I made a huge mistake yesterday, and God! did I pay for it. I went to see The Revenant. I did this because I love survival stories, and this sounded like the ultimate in the genre. It started well, with lots of scenic shots and mad scrambles for safety while arrows flew all round. Next came the bear attack, so realistic and horrifying I can't imagine how they filmed it. Then it all started to unravel very quickly. Leonardo di Caprio may well get an Oscar for his part, but it will be for grunting louder than the grizzly that tossed him around like a handkerchief, and for gritting his teeth. Yes he was torn to pieces and left for dead and yet managed to find his way back to the fort AND get the man who killed his son. But he did it for well over two hours while I worried about my parking ticket not being adequate. "Hurry up," I kept hissing. I was bored, I was irritated, I ached with tiredness. My ordeal was worse than his because I couldn't escape without disturbing everyone in the row, and I couldn't quite bring myself to do that. The lauded scenic shots became samey, camera pointing up at huge sequoias every few minutes. Even I could have done that. Oh the relief when it ended three and a quarter hours after I entered the cinema.
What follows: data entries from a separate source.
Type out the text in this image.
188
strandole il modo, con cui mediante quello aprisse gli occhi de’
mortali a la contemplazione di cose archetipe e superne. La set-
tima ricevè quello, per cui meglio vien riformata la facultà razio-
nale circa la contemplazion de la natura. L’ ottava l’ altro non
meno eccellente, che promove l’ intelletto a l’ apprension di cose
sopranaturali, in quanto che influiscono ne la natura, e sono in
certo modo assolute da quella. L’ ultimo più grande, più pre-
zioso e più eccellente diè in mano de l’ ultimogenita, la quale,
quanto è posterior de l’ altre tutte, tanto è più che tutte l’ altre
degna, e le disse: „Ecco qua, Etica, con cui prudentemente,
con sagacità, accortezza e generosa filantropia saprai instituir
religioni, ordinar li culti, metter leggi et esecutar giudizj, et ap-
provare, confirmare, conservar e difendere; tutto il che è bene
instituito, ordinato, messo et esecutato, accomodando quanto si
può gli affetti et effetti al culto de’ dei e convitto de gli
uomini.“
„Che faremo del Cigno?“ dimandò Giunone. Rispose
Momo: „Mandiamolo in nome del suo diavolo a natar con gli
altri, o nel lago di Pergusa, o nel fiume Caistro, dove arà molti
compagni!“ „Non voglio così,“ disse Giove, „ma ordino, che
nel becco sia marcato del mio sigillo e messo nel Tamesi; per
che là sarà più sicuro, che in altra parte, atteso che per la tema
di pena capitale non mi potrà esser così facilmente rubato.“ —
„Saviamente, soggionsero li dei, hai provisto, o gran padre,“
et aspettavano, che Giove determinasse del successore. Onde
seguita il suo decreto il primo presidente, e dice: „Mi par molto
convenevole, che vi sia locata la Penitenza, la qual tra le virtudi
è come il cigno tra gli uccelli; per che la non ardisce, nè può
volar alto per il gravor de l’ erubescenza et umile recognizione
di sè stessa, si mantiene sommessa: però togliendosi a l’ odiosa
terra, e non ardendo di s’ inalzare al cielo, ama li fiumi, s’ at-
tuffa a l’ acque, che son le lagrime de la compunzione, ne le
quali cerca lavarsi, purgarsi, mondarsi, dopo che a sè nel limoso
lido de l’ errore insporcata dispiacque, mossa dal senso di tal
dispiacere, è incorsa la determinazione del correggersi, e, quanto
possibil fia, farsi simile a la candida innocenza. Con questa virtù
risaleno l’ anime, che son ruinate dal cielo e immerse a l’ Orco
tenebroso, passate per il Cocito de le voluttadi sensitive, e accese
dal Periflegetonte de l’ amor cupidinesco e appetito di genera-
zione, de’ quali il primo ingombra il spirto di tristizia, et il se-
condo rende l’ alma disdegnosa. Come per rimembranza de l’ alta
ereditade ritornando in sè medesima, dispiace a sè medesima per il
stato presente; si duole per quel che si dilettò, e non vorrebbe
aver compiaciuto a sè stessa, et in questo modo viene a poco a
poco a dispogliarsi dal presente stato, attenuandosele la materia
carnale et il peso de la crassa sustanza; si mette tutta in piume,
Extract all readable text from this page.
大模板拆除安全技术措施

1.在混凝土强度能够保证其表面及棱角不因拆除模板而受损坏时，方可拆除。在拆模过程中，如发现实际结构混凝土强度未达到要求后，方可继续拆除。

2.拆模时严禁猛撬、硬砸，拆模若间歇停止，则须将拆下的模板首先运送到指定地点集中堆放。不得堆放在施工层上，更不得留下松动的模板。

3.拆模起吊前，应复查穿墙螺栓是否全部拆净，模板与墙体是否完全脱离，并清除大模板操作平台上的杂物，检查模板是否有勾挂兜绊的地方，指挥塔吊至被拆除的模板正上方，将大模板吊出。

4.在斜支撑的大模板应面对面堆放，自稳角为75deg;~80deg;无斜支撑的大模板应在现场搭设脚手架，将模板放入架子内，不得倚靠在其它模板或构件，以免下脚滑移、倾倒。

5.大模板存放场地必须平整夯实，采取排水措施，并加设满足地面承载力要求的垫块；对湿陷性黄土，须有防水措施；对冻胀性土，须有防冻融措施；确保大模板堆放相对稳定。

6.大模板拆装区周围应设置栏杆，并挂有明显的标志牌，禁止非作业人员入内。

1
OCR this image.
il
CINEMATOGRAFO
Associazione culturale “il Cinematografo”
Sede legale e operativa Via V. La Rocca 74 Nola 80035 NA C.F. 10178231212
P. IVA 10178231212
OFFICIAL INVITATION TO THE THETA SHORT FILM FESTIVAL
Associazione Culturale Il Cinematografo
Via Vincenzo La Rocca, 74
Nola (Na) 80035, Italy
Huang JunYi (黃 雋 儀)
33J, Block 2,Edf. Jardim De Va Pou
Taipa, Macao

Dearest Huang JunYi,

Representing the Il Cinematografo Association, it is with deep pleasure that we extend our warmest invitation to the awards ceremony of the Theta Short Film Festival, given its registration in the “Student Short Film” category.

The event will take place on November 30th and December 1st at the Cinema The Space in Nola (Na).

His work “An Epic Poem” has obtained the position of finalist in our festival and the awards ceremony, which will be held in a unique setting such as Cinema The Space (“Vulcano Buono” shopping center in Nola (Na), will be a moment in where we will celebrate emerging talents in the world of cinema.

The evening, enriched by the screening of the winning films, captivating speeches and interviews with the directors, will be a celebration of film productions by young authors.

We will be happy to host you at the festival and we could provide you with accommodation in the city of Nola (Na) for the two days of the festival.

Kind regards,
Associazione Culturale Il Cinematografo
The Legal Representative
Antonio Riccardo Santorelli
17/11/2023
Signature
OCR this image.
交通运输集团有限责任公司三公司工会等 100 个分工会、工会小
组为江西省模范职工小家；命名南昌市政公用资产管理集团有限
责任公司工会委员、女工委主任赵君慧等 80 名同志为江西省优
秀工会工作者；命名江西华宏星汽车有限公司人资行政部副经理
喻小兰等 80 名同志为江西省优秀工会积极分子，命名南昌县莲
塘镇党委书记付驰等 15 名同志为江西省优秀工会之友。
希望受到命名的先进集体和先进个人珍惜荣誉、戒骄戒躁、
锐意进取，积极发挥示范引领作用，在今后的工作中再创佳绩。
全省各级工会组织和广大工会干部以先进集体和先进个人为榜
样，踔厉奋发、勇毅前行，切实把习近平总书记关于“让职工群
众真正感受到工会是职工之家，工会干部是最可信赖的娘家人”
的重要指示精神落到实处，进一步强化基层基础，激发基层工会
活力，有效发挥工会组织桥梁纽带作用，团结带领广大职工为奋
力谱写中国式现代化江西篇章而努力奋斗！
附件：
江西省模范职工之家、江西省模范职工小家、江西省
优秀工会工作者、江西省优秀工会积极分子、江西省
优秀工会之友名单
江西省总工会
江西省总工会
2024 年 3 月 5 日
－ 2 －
And that was another mistake. I had never been to Woodbridge cinema, but recently made the discovery that the town is the same distance from me as Aldeburgh. As this was the only place with a Monday afternoon showing I thought I'd try it. Never again. The place was heaving with retired couples revelling in their togetherness and their freedom to do this crazy thing in the middle of the day, and large noisy groups of women friends. All of that would have been bearable had the seating been OK, but the chairs were baggy and there was no tiering. No tiering! Oh Aldeburgh, what a paradise you are by comparison. And you have fish and chips.